A preliminary audit of the Chautauqua County Industrial Development Agency is complete, and ready to be presented during next week's board meeting.
The CCIDA Audit Committee met with David DiTanna of BWB on Tuesday to go over the organization's preliminary audit. In addition to the committee - which consisted of David Metzger, CCIDA board chairman; Greg DeCinque, treasurer; and Doreen Sixbey, member - Bill Daly, administrative director for the CCIDA, and Rich Dixon, CCIDA chief financial officer were in attendance.
"The auditors come in, and they go over in detail what they are going to present (to the full board)," Daly said. "It's a chance for the audit committee to listen to all the explanations. If they saw something they really disagree with, or they thought there was something that should have been added or something deleted or changed, it's that opportunity before it's a formal document that goes to the regular board."
DiTanna presented to the committee several areas of the audit that have changed since the last audit, and explained why the changes occurred.

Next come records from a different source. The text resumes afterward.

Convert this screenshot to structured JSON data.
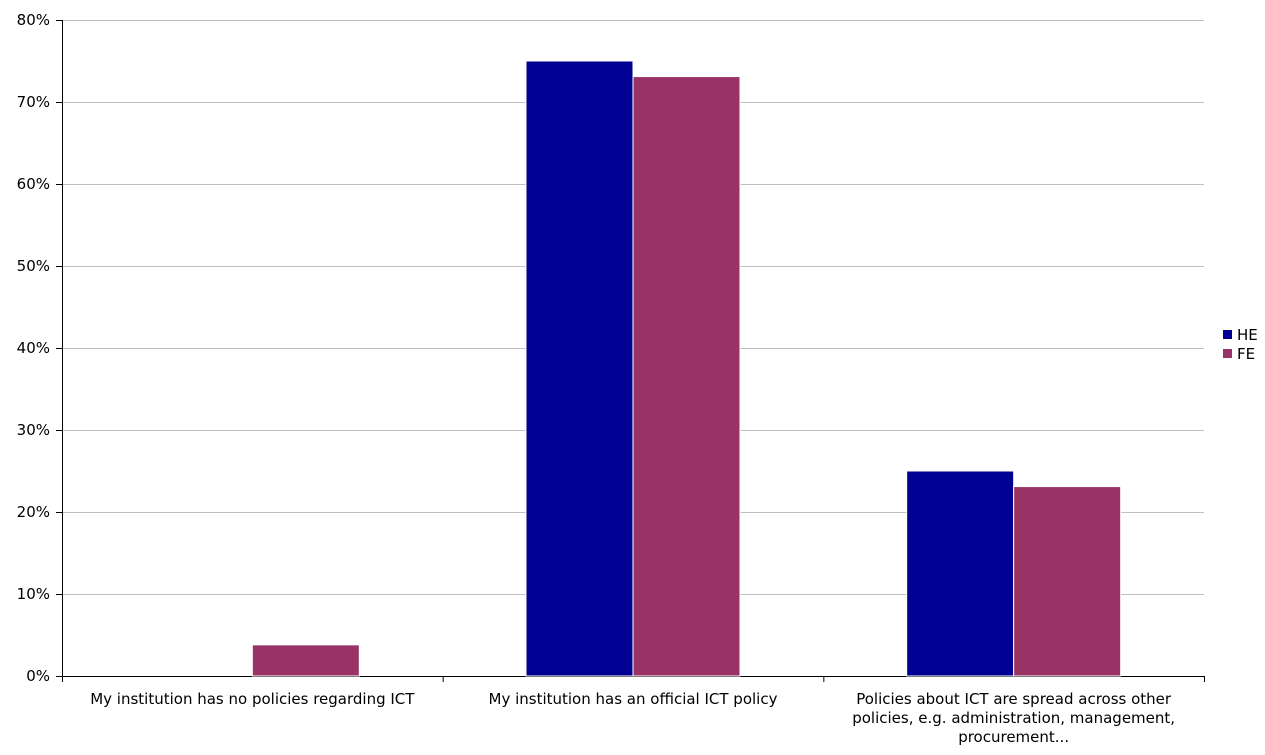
{
  "chart_data": {
    "type": "bar",
    "categories": [
      "My institution has no policies regarding ICT",
      "My institution has an official ICT policy",
      "Policies about ICT are spread across other policies, e.g. administration, management, procurement..."
    ],
    "series": [
      {
        "name": "HE",
        "color": "#000092",
        "values": [
          0,
          75,
          25
        ]
      },
      {
        "name": "FE",
        "color": "#993366",
        "values": [
          3.8,
          73.1,
          23.1
        ]
      }
    ],
    "y_unit": "%",
    "ylim": [
      0,
      80
    ],
    "yticks": [
      0,
      10,
      20,
      30,
      40,
      50,
      60,
      70,
      80
    ],
    "ytick_labels": [
      "0%",
      "10%",
      "20%",
      "30%",
      "40%",
      "50%",
      "60%",
      "70%",
      "80%"
    ],
    "grid": true,
    "legend_position": "right",
    "title": "",
    "xlabel": "",
    "ylabel": ""
  }
}
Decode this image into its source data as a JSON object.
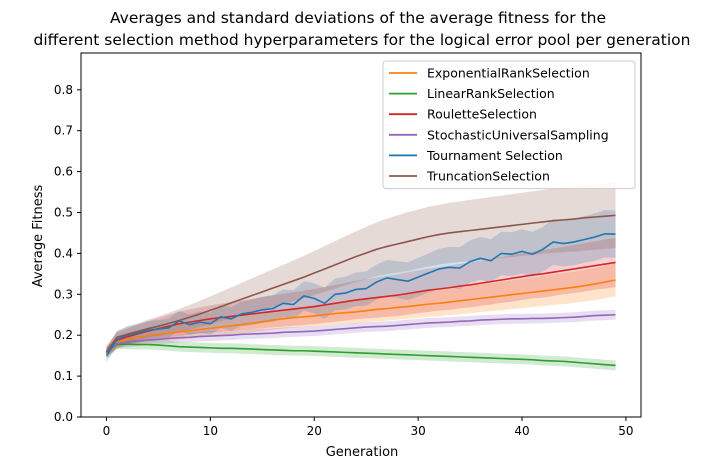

Many of the changes occurred due to projects either being started or completed over the last year.
"We're basically a pass-through agent," DiTanna said. "Our responsibility is to just receive the monies and provide them to the county to really transact it all."
DiTanna also made several suggestions to the committee on what the board could focus on or potentially change. One of the items that has been recommended to the CCIDA for the last several years is to look at its financial plan.
"I think, in this industry, it is difficult," DiTanna said. "You've got a lot of things that are different. Obviously, you've got the loan fund, you've got a rental income, you've got potentially management fees and if the lake projects happen, that's going to generate revenues. So, it's a lot of things that could happen that could be really good, and things that could be negatively related to our financial positioning."
DiTanna also recommended doing a more formal review of the CCIDA's bank reconciliation process on a monthly basis, which Dixon said is something that is already under way. DiTanna also discussed tax-exempt bonds and PILOT programs.
"We saw, within the audit document, there is just a one-page required disclosure. Well, that doesn't have a whole lot of information on it," DiTanna said.
He recommended providing information about the businesses affected by these programs during the board's open session. This would allow the public more information on items, such as employment. Metzger, DeCinque and Sixbey agreed that discussing the agreements outside of executive session would be informative. Metzger said he would recommend it to the rest of the board.
"It would also reinforce our loan review during our executive session," Metzger said. "It would give a snapshot of the stability of the company."
According to Daly, the audit committee meets one to two times each year with the auditor, so that each item can be explained prior to the full board reviewing the audit.
"This is very important," Daly said. "If (DiTanna) were to walk into the board meeting with a fully done audit and there's something that (the board) thinks is materially incorrect or should have been handled differently, they're going to be mad at two people: The auditor and (Dixon). So, that's why we do this. It's an explanation of what (DiTanna) is going to presented at our board meeting Tuesday."
The CCIDA board of directors will be meeting March 19, at which time the full board will hear a condensed version of the audit. A completed version of the audit will also be available at the next meeting.